Glenn Vanderburg has a Weblog devoted to computer languages. Subscribed.
F#: Microsoft’s new language is CAML for .NET. CAML is a functional language, a family of languages that include Scheme, Miranda, and Haskell, and which emphasize the evaluation of expressions, rather than the execution of commands. If that seems esoteric, it’s because functional programming is more of a mindset than a technology: you can write functionally in an imperative language like C# and, for that matter, you can write imperatively in a functional language like CAML. The big thing about functional programming is that you concentrate on “the left-hand side of things” — what is returned by a function call, rather than side-effects rising from manipulation of state on “the right hand side.” If that’s still too esoteric, try this: there are no assignments, once x is set to a value, it doesn’t change.
F# doesn’t (yet?) have an interactive console for defining and modifying code on the run, which strikes me as an important benefit of most traditional functional systems. (If you’ve used Python or Smalltalk, you know how nice an interactive console is.)
I’m not sure that I’d go so far as to say that there is a particular class of problem that functional languages absolutely solve better than imperative languages, but I think I can accurately say that functional programming and imperative programming engage the mind in different ways.
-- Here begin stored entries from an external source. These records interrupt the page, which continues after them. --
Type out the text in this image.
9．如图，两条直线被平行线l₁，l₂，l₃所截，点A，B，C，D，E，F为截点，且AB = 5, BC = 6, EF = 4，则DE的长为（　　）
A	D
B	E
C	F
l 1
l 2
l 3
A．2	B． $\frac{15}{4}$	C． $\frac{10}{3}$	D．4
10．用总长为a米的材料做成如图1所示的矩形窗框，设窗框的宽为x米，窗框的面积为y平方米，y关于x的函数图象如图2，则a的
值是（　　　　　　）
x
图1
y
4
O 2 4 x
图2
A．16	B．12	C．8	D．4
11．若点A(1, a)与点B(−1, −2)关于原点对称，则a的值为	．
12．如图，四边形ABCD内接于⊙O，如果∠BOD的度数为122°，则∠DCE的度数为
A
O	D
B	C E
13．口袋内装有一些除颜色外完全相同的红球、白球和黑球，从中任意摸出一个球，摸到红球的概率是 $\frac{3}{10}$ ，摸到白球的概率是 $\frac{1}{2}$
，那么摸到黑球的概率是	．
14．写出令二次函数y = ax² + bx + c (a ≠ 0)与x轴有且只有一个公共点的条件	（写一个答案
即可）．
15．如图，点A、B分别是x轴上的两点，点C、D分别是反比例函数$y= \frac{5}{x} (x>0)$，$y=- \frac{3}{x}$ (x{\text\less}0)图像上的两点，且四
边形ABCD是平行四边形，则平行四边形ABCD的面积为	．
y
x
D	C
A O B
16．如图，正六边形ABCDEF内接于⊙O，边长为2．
To me, the biggest hope of the .NET CLR is that it will foster different programming paradigms, while providing the complete power of the API. Object-oriented imperative languages are great, but for Pete’s sake, they aren’t the ultimate expression of programming.
I’ve pretty much given up on the community starter kit from asp.net. I’m building a site dedicated to software for the Tablet PC (InkPositive.com), and hoped the starter kits could jumpstart me, especially regarding discussion boards. But in addition to being buggy (the kits are still in beta, and I would say they have at least 2 major revs before primetime), they are not componentized. I spent most of a day just switching from table-based to CSS-based layout (so that Tablet users can choose right- or left-handed navigation); something’s wrong when display is so tied to function. But when I began work on an ink-supporting discussion board I quickly realized that it would be quicker to just start from scratch.
There’s some lesson here about Web programming versus application programming. Maybe it ties in with the failure of XSL, too.
P.S. You do know that if you write an XSL-based Website, Google won’t spider any links in the XSL stylesheet, don’t you?